Monday, June 25, 2012

Microcar Museum

This weekend we took a road trip to South Carolina for a wedding. The wedding was pretty much in the middle of No-Whereville. I did some googling and found an awesome website Roadside America. This website has mapped all the little weird, unique, and interesting things around America. There are markers for Civil War monuments or battle grounds, Muffler Men, and even a Tupak statue. Awesome! I am not sure it is 100% kid friendly, so check it out if your creative gears are going like mine were about how I could incorporate this into my classroom. (I was thinking Google Maps plus Roadside America attractions, and measuring distance.) But I didn't have time to think it through all the way, because I had to go to this wedding, so I filed it in my "ideas to go back to" log.

On the way to the wedding we stopped by The Bruce Weiner Microcar Museum.

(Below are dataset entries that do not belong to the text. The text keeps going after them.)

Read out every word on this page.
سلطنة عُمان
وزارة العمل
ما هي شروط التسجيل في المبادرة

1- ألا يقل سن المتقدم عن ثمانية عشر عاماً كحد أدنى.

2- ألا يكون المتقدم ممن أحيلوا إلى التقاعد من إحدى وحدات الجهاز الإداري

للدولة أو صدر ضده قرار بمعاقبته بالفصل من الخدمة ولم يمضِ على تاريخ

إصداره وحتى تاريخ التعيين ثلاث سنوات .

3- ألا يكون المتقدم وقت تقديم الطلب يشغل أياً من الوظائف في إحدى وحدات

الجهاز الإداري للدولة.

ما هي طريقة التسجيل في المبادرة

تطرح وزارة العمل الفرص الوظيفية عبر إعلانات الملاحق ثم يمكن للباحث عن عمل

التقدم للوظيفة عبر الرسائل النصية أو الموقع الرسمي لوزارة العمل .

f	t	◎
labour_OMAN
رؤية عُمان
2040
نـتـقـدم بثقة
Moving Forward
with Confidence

WOW! It was fantastic, and I  am not even a car-enthusiast. Vinny was in love. He took 430 pictures in the 45 minutes we were there. Every time I turned around I heard another, "Wow!" It was pretty neat. The microcars are tiny. How in the world did they fit in the cars!?

Of course I came up with a teaching idea there, because that's what I am good at :) My thinking was towards 5th grade and World War II. There is a section of cars that were built during WWII and after WWII. I had a few boys last year who LOVED cars. I mean everything was about cars. The idea is they make a dual timeline of WWII beginning a little before 1939 when Hitler began to gain power. They chart the major events on one side of the timeline. On the other side of the timeline they would research when German cars were being made and introduced. They should notice that few cars were being made towards the end of WWII when the Axis Powers began to fall. Then again after WWII was finished and the economy/people began to recover the cars start being produced again.

The timeline would bring in student interests but also allow students to examine the affects of war on an economy.